Night


Earth of departed sunset, the eager light dispell’d—(I too will soon be gone, dispell’d,)
The coming eve delicious, a sky of limpid pearl over all,
The airy, different, changing hues of all, in falling twilight—
And so evening.

Through the long-lingering half-light of the most superb of evenings,
The party of young fellows, robust, friendly,
Singing with open mouths their strong melodious songs.
Flaunt of the sunshine I need not your bask, lie over,
You light surfaces only, I force the surfaces and the depths also,
The deep between the setting and rising sun goes deeper many fold,
However lush and pompous the day may be, there is something left in the not-day that can outvie it. 

There are hours of nature, especially of the atmosphere, mornings and evenings, address’d to the soul,
Those hours that give hints to the soul, impossible to put in a statement.
Night transcends, for that purpose, what the proudest day can do,
The teeming spiritual darkness, the hiding receiving night that talks not.

This is thy hour O Soul, thy free flight into the wordless,
Away from books, away from art, the day erased, the lesson done,
Thee fully forth emerging, silent, gazing, pondering the themes thou lovest best,
Night, sleep, death, and the stars.
The soul retires in the cool communion of the welcome night and the stars, and surveys its experience—
Ah, where would be any food for spirituality without night and the stars?

Perfect or nearly perfect days, I notice, are not so very uncommon; but the combinations that make perfect nights are few, even in a lifetime—miracles of clearness and purity;
We have one of those perfections tonight, a wonderful conjunction of all that goes to make those sometime miracle-hours after sunset—so near and yet so
far,
With the sentiment of the stars and moon such nights, I get all the free margins and indefiniteness of music or poetry, fused in geometry’s utmost exactness.

Night of south winds, how solemn! sweeping this dense black tide, the netherward black of the night,
The atmosphere that rare vitreous blue-black,
Shades of night, blue-black, transparent, full-starr’d, shadowy.
Elements merge in the night that envelops me,
All
the influences do me good—the cool night air, the silence, the earth and sea half-held by the night, with those far-off eternal stars, every star dilated, more vitreous, nearer than usual.

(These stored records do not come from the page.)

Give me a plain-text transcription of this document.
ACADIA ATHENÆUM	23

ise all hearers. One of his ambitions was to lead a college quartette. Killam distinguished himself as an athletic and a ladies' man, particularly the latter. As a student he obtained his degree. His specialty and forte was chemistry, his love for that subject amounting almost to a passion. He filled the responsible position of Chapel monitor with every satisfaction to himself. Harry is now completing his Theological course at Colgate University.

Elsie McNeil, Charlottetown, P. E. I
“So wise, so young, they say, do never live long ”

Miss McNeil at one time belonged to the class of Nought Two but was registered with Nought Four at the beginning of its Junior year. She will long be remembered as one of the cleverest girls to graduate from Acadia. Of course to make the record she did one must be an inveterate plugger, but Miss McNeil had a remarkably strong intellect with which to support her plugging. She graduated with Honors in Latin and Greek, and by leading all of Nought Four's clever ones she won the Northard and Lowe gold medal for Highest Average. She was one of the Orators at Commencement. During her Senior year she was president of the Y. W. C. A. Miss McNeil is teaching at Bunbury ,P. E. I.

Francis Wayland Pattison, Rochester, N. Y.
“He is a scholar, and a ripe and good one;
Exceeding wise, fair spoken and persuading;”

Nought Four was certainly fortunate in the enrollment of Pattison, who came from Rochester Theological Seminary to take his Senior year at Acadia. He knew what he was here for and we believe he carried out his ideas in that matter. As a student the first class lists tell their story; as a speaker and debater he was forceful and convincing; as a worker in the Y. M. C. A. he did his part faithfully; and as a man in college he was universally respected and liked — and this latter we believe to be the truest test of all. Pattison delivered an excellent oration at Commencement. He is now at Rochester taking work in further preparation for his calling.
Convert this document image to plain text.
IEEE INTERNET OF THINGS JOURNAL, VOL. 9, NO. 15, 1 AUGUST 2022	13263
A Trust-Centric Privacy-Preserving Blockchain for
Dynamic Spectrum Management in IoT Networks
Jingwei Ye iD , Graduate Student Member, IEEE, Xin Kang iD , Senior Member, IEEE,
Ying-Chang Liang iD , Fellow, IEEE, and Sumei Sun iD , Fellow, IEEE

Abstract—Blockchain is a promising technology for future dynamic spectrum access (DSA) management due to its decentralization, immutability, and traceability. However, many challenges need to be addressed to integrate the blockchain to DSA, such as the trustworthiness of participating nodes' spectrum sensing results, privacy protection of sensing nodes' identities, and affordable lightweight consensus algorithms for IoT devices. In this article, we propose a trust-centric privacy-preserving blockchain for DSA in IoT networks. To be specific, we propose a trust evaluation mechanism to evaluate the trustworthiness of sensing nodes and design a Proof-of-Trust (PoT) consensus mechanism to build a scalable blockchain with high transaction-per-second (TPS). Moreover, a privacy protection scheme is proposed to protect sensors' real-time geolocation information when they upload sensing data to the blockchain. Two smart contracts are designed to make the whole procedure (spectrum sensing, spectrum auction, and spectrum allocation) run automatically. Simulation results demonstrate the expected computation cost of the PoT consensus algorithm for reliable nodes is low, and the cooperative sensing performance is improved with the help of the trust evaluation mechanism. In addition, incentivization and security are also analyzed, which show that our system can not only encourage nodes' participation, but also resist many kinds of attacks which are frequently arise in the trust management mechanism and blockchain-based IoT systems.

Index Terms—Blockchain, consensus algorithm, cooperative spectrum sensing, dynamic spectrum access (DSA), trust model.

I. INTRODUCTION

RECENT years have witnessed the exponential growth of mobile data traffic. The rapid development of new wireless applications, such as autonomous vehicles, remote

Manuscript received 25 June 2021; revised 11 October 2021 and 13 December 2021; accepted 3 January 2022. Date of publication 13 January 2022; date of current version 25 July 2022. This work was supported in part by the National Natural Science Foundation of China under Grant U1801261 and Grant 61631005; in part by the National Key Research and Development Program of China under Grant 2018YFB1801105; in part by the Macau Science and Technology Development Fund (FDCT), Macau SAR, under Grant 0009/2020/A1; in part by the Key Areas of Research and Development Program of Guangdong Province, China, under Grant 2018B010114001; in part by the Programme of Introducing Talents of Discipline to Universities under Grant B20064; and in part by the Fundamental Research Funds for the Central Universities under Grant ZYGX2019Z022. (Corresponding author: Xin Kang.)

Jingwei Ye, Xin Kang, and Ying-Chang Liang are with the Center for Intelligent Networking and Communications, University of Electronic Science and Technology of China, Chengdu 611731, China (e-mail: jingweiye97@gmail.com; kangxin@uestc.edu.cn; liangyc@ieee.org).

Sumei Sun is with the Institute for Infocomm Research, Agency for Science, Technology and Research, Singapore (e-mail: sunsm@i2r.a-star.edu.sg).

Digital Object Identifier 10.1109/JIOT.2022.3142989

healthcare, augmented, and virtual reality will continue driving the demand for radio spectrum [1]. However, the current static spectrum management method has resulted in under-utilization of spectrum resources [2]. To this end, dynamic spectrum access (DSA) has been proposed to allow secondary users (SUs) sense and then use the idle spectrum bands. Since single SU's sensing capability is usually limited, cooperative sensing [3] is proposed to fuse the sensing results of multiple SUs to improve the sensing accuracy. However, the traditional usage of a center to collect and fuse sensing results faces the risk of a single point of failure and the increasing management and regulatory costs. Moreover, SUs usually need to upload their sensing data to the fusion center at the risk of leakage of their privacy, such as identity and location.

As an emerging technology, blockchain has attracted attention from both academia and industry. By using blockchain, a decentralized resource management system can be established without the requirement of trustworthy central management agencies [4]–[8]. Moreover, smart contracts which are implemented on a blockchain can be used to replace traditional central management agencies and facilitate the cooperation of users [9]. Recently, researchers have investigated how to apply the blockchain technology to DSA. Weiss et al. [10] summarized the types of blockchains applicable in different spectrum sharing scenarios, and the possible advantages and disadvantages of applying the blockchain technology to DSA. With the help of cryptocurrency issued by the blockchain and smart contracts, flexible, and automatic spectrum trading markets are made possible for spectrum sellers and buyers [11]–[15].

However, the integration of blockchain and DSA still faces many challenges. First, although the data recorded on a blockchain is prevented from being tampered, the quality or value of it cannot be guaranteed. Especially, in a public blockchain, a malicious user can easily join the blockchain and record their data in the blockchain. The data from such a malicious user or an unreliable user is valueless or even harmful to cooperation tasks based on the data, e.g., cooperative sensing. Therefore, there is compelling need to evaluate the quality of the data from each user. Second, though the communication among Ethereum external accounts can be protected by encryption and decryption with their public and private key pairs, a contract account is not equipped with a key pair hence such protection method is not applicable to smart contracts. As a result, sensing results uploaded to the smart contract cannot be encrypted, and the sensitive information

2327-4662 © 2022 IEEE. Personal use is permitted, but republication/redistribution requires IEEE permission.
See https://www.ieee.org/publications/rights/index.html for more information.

It is the spirit’s hour, so fascinating, dreamy—almost conscious of a definite presence, nature silently near—the visible suggestion of God in space and time—now once definitely indicated, if never again,
Now I absorb immortality and peace,
The myth of heaven indicates peace and night.

Another stately and solemn night, I was awake much, watching the stars as they twinkled, and saw the countless armies of heaven marching stilly in the space up there, marching stilly and slowly on, and others coming up out of the east to take their places. Not a sound, not an insect, interrupted the exquisite silence.
Alertness and peace lay calmly couching together through the fluid universal shadows,
An indescribable serenity pervaded my mind—a delicious abnegation of the ties of the body,
Thoughts of the boundless creation must have expanded my mind,
I fancied myself leaping forward into the extent of the space, springing as it were from star to star.

I am he that walks with the tender and growing night,
Huge and thoughtful night, inexpressibly pensive,
Moody, tearful night, inexpressibly rich, suggestive,
Still, nodding, slumberous night, indolent and spiritual, indescribable,
With its own tender and temper’d splendor.
I walk in cool refreshing night the walks of paradise,
I breathe the fragrance myself—the natural perfume belonging to the night alone—and know it and like it.

Press close, bare-bosomed night,
Press close,  magnetic, nourishing night,
Amorous night, with mystic beauty,
Full of love also, and full of greater
life.

O night! do I not see my love?
My truant lover has come, and it is dark,
Double yourself and receive me darkness,
Receive me and my lover too, he will not let me go without him.

He whom I call answers me and takes the place of my lover,
He rises with me silently from the bed.
Darkness, you are gentler than my lover, his flesh was sweaty and panting,
I roll myself upon you as upon a bed, I resign myself to the
dusk.
Be careful darkness! already what was it touch’d me?
I thought my lover had gone, else darkness and he are one.

I hear the heart-beat, I follow, I fade away,
A haze—nirwana—rest and night—oblivion—
Yet each to keep and all, retrievements out of the night.